Rakesh, nuclear still has the cheapest fuel of any dispatchable source of energy - by far. It's fuel costs one-third the price of renewables + gas (because renewables require backup with natural gas, the two are combined to calculate the marginal cost of solar and wind - to EIA's credit).

The price of uranium has gone up recently, like natural gas, like everything else.
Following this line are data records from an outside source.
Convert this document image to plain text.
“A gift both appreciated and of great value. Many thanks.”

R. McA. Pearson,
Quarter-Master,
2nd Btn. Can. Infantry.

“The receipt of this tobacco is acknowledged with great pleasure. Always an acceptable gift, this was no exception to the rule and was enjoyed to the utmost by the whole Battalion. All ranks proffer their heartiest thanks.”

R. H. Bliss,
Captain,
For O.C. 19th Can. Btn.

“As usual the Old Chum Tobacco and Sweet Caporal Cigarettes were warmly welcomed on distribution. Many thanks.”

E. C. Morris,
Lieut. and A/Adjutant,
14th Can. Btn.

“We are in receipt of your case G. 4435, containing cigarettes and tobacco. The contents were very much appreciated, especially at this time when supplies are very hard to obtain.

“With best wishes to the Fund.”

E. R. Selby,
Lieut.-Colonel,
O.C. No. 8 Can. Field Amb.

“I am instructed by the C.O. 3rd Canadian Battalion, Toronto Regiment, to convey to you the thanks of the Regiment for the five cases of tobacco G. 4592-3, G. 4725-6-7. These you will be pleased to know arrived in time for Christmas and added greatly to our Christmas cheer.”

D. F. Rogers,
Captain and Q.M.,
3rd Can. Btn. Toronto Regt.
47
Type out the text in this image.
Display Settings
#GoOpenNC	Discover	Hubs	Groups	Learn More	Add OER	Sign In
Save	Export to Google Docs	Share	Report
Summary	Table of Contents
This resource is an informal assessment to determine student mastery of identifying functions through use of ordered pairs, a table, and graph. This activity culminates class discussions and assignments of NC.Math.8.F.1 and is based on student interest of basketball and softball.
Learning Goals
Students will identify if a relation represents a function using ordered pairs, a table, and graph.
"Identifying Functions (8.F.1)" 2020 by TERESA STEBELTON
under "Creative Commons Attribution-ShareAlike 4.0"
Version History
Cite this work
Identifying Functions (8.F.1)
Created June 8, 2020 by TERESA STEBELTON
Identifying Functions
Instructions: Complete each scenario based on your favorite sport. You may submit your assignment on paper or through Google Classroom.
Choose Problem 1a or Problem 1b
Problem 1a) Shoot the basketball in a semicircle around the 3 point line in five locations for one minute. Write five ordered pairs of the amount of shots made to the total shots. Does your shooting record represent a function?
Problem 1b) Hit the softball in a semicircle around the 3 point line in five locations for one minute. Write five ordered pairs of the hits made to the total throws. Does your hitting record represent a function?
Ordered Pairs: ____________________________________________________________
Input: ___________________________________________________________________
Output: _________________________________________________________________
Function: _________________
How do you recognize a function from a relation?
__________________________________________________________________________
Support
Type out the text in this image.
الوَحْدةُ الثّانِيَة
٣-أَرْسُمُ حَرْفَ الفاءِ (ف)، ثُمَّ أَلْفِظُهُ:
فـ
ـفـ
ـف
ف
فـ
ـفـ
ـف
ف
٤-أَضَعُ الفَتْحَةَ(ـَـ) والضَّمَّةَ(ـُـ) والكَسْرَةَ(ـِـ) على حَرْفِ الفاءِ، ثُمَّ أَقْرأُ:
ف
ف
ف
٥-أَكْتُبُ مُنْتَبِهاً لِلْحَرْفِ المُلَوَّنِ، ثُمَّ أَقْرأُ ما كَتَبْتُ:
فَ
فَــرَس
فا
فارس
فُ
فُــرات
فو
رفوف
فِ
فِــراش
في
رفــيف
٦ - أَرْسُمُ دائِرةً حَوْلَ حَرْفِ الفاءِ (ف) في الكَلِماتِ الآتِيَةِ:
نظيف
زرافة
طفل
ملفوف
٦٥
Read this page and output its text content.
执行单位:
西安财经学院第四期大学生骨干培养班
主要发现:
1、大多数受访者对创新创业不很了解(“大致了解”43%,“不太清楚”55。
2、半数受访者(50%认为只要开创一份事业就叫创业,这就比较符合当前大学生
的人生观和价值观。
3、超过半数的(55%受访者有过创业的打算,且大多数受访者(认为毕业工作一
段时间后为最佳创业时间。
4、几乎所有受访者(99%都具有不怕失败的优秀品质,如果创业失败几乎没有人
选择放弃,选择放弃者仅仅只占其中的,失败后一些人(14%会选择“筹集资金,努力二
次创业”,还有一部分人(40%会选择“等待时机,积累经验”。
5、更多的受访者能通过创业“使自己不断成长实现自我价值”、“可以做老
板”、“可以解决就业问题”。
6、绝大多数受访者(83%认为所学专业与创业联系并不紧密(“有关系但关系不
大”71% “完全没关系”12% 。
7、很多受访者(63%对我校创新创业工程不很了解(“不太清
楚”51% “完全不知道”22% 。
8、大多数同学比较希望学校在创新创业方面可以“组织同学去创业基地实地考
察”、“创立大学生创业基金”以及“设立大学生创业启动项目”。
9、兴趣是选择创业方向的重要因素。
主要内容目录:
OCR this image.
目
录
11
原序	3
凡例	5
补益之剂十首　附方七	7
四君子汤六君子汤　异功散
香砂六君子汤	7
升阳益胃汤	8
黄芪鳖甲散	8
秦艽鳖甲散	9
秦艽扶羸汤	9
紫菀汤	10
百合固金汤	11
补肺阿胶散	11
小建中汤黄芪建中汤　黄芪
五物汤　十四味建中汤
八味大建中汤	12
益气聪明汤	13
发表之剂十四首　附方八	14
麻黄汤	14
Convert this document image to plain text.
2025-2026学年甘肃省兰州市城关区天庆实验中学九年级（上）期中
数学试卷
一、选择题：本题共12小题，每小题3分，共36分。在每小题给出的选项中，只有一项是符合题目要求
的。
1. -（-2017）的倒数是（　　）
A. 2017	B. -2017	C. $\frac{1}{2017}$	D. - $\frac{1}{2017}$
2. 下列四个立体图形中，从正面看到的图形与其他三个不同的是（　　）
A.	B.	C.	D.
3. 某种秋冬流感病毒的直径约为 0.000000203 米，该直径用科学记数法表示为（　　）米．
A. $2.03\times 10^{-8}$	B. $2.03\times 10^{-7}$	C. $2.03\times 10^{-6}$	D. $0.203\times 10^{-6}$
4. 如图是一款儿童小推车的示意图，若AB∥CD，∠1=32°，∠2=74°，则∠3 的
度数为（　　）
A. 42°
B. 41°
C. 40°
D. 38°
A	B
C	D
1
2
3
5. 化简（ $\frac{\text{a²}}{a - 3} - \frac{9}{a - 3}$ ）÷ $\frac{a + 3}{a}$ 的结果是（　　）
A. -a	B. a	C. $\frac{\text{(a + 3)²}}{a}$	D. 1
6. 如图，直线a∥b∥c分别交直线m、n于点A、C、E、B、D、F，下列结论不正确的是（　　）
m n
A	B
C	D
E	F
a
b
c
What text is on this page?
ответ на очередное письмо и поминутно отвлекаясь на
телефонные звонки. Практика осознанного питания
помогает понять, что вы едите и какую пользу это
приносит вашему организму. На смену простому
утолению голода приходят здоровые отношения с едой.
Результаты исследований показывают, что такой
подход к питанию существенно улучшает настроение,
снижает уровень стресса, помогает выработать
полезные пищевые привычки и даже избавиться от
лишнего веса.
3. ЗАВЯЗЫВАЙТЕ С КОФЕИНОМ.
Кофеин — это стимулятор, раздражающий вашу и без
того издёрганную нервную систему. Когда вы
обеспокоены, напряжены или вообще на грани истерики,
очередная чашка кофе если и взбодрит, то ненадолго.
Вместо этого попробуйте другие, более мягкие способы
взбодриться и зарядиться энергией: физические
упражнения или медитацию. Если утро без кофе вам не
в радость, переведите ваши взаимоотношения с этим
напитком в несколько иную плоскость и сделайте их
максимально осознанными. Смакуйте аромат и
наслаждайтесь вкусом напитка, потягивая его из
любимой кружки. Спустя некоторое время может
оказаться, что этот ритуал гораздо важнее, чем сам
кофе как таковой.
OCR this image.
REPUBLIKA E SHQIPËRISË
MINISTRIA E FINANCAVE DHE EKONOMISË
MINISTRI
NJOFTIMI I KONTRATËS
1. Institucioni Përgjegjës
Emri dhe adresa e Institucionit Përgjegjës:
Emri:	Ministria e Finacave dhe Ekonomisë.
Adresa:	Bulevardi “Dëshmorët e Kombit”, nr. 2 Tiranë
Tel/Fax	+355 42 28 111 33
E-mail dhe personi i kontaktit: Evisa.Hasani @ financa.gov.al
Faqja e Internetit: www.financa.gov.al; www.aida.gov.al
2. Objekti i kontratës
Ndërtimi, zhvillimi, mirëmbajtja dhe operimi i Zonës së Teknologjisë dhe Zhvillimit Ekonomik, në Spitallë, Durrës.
So what? That nuclear won't remain competitive, or will have "a diminished role in the clean energy future", are conclusions based more in personal ideology than economics.

Rakesh  Sharma's picture
Rakesh Sharma on Jun 11, 2021

Hi Bob, your comment made me laugh. I don't have a personal stake or ideology as far as nuclear power is concerned. I also did not write that nuclear would not "remain competitive" with renewable energy. I wrote this post after coming across a news piece I thought was interesting and doing a bit of research. I may be proved right or wrong in the future. Either way, it will not affect my opinion (if i have any) re: nuclear.  

Rakesh  Sharma's picture
Rakesh Sharma on Jun 11, 2021

By the way, I think the confusion is because I used the wrong words. My bad. Nuclear power has a big role to play globally (see China, India, Finland etc.) but its role, at least as far as the electric grid in the United States is concerned, may not be as prominent as that of wind and solar. Based on Camecho's earnings call, it would seem that nuclear power is being positioned for baseload requirements.